In the official NTFS implementation, all metadata changes to a file system are logged to ensure the consistent recovery of critical file system structures after a system crash. This is called write-ahead logging.
The logged metadata is stored in a file called “$LogFile”, which is found in a root directory of an NTFS file system.
Currently, there is no much documentation for this file available. Most sources are either too high-level (describing the logging and recovery processes in general) or just contain the layout of key structures without further description.
The process of metadata logging is based on two components: the log file service (LFS) and the NTFS client of the LFS (both are implemented as a part of the NTFS driver).
The LFS provides an interface for its clients to store a buffer in a circular (“infinite”) area of a log file and to read such buffers from that log file. In particular, the following simplified types of actions are supported:
- store a buffer (client data) as a log record, return its log sequence number (LSN);
- store a buffer (client data) as a restart area, return its LSN;
- if a log file is full, raise an exception for a client;
- mark previously stored data as unused;
- given an LSN, locate a stored buffer (client data) and return it;
- given an LSN, find a next LSN for the same client and return it (forward search);
- given an LSN, find a previous LSN for the same client and return it (backward search).
As you can see, the LFS is the data management layer for the NTFS logging component, the LFS doesn’t do the actual logging of metadata operations.

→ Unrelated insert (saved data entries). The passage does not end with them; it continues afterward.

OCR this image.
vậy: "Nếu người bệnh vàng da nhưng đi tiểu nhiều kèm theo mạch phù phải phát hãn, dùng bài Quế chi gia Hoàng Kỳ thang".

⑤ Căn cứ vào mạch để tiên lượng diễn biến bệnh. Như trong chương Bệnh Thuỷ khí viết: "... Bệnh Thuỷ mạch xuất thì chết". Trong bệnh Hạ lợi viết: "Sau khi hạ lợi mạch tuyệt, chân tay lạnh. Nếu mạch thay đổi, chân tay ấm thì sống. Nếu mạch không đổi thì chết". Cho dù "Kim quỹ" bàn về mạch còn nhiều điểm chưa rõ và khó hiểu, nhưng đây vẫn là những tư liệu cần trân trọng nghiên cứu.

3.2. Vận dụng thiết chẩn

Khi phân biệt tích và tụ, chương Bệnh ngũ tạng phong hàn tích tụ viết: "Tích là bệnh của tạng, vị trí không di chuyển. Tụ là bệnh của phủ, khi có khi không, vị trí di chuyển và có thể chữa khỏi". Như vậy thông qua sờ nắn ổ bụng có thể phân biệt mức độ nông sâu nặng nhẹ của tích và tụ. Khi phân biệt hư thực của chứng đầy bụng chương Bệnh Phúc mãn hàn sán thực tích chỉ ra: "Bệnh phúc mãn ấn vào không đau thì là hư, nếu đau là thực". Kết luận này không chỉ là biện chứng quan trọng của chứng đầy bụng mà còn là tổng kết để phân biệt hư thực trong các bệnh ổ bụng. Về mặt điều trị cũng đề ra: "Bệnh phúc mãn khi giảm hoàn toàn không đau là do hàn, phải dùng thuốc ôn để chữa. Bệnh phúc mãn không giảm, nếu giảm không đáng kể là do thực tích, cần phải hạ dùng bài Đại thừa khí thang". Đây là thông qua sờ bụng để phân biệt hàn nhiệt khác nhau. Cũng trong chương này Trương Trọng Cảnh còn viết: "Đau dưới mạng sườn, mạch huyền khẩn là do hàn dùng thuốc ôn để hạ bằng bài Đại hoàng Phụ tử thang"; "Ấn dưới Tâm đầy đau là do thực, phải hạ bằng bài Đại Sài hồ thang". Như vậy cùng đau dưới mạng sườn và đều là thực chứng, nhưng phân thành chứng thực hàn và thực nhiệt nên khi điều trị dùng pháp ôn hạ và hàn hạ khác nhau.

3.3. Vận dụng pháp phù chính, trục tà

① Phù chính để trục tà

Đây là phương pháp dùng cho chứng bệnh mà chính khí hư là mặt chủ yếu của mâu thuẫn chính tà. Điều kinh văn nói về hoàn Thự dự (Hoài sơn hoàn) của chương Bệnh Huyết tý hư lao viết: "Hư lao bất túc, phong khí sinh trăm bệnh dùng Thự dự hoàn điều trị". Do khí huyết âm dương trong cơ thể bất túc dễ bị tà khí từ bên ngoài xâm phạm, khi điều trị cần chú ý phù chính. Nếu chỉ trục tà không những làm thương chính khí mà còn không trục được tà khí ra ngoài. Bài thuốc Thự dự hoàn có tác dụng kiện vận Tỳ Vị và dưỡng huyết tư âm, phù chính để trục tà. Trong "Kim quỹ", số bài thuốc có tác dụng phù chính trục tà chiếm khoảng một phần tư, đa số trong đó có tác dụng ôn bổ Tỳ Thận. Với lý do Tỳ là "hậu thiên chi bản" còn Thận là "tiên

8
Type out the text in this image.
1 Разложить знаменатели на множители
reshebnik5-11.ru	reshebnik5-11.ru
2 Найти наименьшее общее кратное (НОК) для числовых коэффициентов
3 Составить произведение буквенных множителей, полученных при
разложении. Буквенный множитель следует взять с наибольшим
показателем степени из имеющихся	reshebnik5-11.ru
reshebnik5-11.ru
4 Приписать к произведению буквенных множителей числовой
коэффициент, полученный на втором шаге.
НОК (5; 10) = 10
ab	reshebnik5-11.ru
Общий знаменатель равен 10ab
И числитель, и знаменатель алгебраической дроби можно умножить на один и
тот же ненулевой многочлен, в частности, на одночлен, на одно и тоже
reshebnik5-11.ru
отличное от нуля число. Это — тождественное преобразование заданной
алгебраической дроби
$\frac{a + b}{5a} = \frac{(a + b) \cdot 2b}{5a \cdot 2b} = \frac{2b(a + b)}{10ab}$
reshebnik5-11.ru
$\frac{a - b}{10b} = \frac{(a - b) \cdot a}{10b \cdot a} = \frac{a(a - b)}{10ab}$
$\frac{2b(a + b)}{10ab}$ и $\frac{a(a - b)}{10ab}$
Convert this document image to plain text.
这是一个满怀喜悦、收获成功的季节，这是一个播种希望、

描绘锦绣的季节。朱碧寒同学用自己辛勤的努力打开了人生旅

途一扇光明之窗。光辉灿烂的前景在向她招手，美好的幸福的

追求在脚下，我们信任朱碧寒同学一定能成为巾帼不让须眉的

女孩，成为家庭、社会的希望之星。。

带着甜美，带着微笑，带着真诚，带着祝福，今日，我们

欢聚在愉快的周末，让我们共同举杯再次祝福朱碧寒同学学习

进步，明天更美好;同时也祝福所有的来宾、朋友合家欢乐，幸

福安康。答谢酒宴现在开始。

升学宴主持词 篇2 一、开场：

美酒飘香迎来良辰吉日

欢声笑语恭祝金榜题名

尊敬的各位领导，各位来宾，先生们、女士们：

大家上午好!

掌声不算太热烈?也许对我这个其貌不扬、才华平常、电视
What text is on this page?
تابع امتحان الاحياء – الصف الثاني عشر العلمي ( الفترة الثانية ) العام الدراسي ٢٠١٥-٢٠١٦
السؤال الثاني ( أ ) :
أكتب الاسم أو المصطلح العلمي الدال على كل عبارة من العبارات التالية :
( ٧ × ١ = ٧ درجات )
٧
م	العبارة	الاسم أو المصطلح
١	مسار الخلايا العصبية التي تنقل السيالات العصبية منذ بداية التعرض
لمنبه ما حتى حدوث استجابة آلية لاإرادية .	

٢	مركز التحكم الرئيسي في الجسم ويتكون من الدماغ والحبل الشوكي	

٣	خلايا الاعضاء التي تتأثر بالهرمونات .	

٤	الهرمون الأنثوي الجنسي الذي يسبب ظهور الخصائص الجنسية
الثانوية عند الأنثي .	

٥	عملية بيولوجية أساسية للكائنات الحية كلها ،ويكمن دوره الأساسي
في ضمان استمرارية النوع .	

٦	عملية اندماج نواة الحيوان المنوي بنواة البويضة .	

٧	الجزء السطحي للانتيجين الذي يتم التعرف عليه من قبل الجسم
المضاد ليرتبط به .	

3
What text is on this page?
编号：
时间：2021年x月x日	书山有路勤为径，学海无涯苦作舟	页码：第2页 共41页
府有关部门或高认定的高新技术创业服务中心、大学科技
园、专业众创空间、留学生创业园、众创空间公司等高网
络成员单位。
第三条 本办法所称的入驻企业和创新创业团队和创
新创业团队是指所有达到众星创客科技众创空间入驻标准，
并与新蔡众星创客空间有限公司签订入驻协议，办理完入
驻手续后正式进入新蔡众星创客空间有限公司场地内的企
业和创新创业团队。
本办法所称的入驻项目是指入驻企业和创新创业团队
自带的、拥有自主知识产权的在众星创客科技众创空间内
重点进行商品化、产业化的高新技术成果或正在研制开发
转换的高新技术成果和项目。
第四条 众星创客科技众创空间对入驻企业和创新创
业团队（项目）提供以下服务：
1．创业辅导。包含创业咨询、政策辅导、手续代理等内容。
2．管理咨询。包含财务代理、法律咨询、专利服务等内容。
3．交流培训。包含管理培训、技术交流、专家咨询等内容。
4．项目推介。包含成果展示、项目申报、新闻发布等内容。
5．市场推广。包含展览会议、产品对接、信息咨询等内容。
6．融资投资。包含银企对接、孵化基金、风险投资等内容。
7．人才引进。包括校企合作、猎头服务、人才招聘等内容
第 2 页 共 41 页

Each buffer received from a client is opaque to the LFS (the LFS is only aware of a type of this buffer: whether it’s a log record or a client restart area).
The actual logging (and recovery) is implemented as a part of the NTFS client of the LFS. Each buffer sent from this component to the LFS contains something related to a transaction. Here, a transaction is a set of metadata changes necessary to complete a specific high-level operation.
For example, the following metadata changes are combined as a transaction when a file is renamed:
- delete an index entry (with an old file name) for a target file from a file name index within a parent directory;
- delete the $FILE_NAME attribute (with an old file name) from a target file record;
- create the $FILE_NAME attribute (with a new file name) in a target file record;
- add an index entry (with a new file name) for a target file in a file name index within a parent directory.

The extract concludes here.